Thursday, October 03, 2013
Looking for the checkpoint
I haven't updated in a while (or at all, if you will) but a couple of incidents happened in the past few weeks that were too hilarious not to recount.
Last week I had a friend I had met on exchange way back in 2005 come visit me. I rented a car, because it was just easier to do stuff that way, and I also missed not driving. I was apprehensive at first, but driving around the West Bank was not as difficult as I thought it would be (except for that time we encountered a showdown between tear gas firing IDF and stone-throwing Palestinian youth... it was not so bad, but I was really worried about getting tear gassed in my own car).
On the day he left I was going to drive him to Jerusalem to get a shuttle to Ben Gurion, as obviously people living in the West Bank rarely if ever travel via Ben Gurion airport (instead they go to Amman's Queen Alia airport, which is roughly the same distance but you wouldn't know that from the voyage...for the next post!) it is a real pain in the ass to get there purely by public transit, and fairly expensive to go by taxi.
Alas my rental car was total shit - I can't rent cars from Thrifty/Hertz etc because they are not 'insured' to be driven in the West Bank for whatever god foresaken reason even though they only cost about $30/day - so I am obliged to rent from Palestinian companies who make a killing off renting out cars that may have stored dead bodies for about $50/day. Anyway, this shite, little, Mr. Beanesque, Hyundai had some troubles with its alarm system and it needed to get repaired, it didn't take that long but it meant that I had to drive my friend directly to Ben Gurion.
Rather than go through Jerusalem and all the traffic at Qalandia checkpoint and the traffic in Jerusalem itself, there is a more 'direct' route between Ramallah and Tel Aviv (which are both north of Jerusalem anyways) that goes through some lovely countryside in the West Bank before eventually (well, "eventually" as you will see) meeting with the 443 highway that connects Modi'in - one of the largest illegal settlements in the West Bank - to Tel Aviv.

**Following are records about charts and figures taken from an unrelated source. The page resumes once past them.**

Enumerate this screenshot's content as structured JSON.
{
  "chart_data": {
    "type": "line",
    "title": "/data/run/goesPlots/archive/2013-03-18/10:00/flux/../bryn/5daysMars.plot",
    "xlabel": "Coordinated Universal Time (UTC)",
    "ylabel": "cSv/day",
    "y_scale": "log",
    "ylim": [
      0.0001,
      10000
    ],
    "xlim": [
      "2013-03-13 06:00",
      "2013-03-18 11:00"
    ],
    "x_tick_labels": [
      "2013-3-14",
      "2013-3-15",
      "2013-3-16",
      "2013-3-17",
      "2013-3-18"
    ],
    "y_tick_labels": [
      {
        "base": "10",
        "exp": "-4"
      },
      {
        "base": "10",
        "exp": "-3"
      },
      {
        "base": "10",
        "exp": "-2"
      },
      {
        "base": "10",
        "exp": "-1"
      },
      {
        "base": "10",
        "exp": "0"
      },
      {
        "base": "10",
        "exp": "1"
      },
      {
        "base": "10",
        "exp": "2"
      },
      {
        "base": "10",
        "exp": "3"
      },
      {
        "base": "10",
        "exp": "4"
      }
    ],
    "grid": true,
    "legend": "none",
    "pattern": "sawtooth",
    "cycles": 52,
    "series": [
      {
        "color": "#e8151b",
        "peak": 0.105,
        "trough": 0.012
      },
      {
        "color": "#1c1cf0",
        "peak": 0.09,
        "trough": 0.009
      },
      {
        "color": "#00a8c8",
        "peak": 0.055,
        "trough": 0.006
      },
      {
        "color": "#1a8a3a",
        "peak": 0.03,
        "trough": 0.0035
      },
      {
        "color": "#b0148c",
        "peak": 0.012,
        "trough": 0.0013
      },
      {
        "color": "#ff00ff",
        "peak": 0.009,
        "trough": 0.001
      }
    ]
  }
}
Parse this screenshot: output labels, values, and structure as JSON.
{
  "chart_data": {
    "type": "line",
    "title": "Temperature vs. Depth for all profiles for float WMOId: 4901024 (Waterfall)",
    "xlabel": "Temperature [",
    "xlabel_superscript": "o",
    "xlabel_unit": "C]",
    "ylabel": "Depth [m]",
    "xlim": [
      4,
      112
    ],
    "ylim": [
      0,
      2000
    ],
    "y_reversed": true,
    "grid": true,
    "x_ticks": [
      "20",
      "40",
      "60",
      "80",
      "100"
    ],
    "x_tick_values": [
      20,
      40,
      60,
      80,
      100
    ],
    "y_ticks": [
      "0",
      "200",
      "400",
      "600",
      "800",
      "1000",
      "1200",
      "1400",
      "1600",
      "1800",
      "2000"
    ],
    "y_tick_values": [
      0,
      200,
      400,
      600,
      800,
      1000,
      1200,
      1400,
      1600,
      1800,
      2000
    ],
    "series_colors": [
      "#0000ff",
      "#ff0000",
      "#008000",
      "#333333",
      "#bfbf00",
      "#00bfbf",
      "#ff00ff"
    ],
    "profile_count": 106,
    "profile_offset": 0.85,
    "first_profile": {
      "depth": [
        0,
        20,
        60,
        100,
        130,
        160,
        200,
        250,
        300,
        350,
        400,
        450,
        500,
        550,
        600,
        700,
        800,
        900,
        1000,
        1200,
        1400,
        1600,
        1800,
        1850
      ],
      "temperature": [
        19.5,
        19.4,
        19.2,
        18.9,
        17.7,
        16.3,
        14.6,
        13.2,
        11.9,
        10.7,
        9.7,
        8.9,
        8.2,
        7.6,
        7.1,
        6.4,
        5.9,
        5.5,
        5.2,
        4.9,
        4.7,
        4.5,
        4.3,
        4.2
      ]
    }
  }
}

I had been on this route twice, once when I took a taxi from Ramallah to Ben Gurion and once when driving back from Tel Aviv to Ramallah. I used the route I remembered from that latter journey, which was more or less the same as the route from the former journey. More or less until, after driving through some breathtaking West Bank scenery, I wasn't really sure HOW to join up with the Israeli roads that would lead me to the highway. I was at the point from that journey between Tel Aviv and Ramallah where I had exited off the 443 to get to Ramallah, but could not figure out how to do the inverse - get back on the highway. At the exit there were some Israeli soldiers posted, for some reason. There were also some arabs just hanging around, most people would think this would be a flashpoint for trouble but not at all, the arabs were speaking hebrew with them and sharing cigarettes. So I asked them for help, most of them could not speak english (!) but one of them did. He was a very polite and sweet kid but had a hard time wrapping his head around how I was a foreigner living in Ramallah with Israeli plates on my car (most Israeli's have no clue how the West Bank works really, even those posted in it). When I asked if I could go to the right he responded "but this is an Arab settlement!" (it's best heard in my imitation of the Israeli accent, but alas this will do.) I told him I didn't have any problem with that, but it seems it wouldn't have helped me anyway. So he said "ok we'll call an Arab for you, he'll show you how to get to the highway". And indeed he did call an Arab, explained the situation to him and I followed this guy in my car. He led me to a road that at some point led to the highway but was now all blocked up - which we simply drove around and through a ditch (I got him to drive that part!) and then onto the road that led to the highway. For the price of 30 NIS and 5 cigarettes I found a highly illegal detour into Israel. The best part was that, as I best understood, this illegal route was completely sanctioned by those soldiers!